The book describes in considerable detail the intensity of the air combat the Kenley Wing experienced over France, as well as the standards the RAF had for assessing victory claims by its fighter pilots. What became increasingly evident is that there was a lot of overclaiming on the part of RAF Fighter Command during 1941. Much more so than had been the case during the Battle of Britain. This couldn't always be helped because air combat is a life-and-death affair, carried out by fast moving fighters --- requiring constant alertness on the part of the individual fighter pilot --- fought in three dimensions. One wrong move --- sometimes measured in seconds --- could mean nursing a badly crippled Spitfire across the Channel to Britain, riding a flaming aircraft to either a watery death in the Channel or a fiery crash inland, or being shot down and forced to bail out over France. The latter for an RAF fighter pilot usually meant becoming a prisoner of war or evading capture and - with the help of the Resistance - getting to Southern France and across the Pyrenees Mountains to neutral Spain and a sure passage back to Britain and the war.

 

It also became clear from reading this book that while the RAF was able to provide a widening pool of trained fighter pilots (the EATS or Empire Air Training Scheme was crucial in this regard in which large numbers of RAF aviation cadets received their training in Canada) to replace its losses in France during 1941, it had not given most of its pilots much (if any) gunnery training. Lacking this vital skill was, along with aircraft mis-identication, another key reason behind overclaiming kills in air combat. Indeed, "... the root of the overclaiming problem seems to have lain in the tendency of some pilots to make forced links between purported cause and effect, in the context of an overstimulated combat environment where in fact no-one could see it all, and where many pilots did not see much at all - or anything at all. Despite this uncertainty principle, some pilots repeatedly drew definite causal links between, on the one hand, their gunnery attacks upon fleeting targets' and on the other, subsequent fleeting impressions of flashes, smoke, splashes, hunts, and dives. These putative causative connections were too often accepted by the intelligence officers at squadron, wing, and group level who assessed and confirmed the claims, and too often by the squadron COs, wing leaders, station commanders, senior air staff officers, and air officers commanding who signed off on the paperwork before sending it up to the next level of command.
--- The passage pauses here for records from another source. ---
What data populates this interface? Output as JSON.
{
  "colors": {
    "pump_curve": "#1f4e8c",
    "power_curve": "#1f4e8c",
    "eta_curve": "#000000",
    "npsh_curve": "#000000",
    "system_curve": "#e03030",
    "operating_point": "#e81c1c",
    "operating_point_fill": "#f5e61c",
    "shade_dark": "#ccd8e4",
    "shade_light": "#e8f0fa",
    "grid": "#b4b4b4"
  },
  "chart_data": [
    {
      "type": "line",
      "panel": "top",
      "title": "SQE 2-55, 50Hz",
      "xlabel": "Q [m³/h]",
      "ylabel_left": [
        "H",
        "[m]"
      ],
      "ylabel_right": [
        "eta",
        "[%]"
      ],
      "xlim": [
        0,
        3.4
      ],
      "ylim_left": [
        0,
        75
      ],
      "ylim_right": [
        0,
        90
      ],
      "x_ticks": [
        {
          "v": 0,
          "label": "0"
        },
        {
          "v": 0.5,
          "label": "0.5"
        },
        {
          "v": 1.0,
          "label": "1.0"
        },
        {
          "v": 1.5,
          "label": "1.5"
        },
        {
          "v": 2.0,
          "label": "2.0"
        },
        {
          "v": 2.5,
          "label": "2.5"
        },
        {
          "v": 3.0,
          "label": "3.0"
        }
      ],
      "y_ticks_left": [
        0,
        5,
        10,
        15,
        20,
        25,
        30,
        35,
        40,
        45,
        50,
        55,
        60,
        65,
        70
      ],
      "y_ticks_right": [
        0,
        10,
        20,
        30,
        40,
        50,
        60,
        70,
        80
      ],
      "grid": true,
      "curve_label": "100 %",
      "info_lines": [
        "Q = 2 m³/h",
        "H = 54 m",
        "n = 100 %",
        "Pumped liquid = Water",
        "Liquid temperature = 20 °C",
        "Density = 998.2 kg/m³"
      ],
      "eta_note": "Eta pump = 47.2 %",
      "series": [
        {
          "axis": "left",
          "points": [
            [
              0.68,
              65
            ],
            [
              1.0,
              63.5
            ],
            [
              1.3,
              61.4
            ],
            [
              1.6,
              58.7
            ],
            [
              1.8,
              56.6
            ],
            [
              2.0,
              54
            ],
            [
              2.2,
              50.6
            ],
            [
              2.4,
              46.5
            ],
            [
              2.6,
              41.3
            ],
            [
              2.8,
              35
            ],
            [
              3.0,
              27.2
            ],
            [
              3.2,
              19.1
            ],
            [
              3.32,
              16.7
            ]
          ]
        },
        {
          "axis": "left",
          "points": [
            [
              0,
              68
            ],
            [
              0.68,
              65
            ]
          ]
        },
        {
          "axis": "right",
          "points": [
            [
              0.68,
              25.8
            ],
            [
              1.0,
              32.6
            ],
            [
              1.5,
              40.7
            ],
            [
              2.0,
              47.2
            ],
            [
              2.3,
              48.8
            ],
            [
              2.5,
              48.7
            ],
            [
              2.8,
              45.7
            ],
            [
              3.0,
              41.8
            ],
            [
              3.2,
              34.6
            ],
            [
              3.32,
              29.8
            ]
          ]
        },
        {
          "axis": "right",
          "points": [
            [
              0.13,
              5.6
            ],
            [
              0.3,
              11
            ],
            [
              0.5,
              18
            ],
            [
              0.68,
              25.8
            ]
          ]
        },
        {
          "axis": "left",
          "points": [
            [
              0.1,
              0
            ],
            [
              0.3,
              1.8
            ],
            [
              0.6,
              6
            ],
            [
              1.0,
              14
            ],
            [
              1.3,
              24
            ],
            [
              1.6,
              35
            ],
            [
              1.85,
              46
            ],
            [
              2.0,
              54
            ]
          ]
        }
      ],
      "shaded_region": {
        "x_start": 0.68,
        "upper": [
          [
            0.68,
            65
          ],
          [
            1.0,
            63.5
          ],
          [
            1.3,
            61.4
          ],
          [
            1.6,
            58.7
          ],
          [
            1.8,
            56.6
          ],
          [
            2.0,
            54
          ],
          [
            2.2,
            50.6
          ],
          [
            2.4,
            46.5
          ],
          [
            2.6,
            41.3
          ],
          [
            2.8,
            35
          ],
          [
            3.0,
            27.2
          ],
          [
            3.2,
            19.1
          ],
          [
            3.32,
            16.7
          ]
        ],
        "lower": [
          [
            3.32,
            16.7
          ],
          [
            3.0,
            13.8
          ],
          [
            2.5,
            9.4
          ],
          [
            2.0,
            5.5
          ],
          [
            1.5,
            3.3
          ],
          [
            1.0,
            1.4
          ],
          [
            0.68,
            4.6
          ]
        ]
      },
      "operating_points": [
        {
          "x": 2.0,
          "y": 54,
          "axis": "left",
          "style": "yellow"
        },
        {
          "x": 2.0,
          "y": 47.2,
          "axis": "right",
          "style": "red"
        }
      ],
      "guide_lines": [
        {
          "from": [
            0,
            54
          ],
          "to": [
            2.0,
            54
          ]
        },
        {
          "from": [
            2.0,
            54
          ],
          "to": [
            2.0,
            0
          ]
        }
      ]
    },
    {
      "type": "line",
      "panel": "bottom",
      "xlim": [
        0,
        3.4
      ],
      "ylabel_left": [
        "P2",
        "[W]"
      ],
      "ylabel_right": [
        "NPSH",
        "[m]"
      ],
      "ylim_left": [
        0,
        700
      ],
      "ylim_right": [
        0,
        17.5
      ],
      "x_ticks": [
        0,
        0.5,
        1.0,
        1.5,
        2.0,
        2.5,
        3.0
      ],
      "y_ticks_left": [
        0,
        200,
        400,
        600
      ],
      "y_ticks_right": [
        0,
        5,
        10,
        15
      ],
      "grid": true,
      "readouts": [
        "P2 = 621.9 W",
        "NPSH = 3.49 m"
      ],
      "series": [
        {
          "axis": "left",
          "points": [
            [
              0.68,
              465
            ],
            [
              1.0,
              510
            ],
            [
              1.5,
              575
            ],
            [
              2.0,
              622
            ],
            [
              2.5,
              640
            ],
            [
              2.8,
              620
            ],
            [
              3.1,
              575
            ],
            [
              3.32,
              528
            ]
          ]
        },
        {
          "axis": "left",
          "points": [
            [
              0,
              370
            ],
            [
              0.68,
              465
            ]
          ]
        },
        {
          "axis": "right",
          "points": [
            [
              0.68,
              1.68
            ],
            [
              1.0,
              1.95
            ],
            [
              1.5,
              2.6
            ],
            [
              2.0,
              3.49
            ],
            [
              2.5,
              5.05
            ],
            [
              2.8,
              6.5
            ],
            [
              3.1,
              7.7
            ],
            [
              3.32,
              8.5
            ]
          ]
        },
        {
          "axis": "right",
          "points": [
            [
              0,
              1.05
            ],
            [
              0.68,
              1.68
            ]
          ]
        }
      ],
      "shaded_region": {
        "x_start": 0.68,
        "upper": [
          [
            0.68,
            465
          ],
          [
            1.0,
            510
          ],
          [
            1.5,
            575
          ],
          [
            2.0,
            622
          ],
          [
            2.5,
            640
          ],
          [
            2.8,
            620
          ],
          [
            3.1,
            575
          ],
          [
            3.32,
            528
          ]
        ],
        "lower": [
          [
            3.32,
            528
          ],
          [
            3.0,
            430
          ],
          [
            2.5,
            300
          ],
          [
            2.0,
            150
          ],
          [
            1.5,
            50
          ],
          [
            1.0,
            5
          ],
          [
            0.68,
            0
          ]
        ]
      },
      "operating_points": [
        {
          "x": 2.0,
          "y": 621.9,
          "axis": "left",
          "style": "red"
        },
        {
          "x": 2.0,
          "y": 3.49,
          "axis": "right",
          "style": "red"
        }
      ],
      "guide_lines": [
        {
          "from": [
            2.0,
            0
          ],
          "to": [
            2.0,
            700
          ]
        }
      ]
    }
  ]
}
Moreover, all of these officers permitted such claims to be confirmed despite the lack of corroboration --- sometimes pilot claims were supported by reported sightings from other pilots, but they were also routinely accepted on the claimant's testimony alone."

 

I developed a deeper appreciation for the pilots of RAF Fighter Command from reading "PADDY FINUCANE AND THE LEGEND OF THE KENLEY WING."  It's an inspiring account into how these men, through sheer determination, skill, guts, and dedication to duty, helped pave the way to eventual Allied victory in May 1945.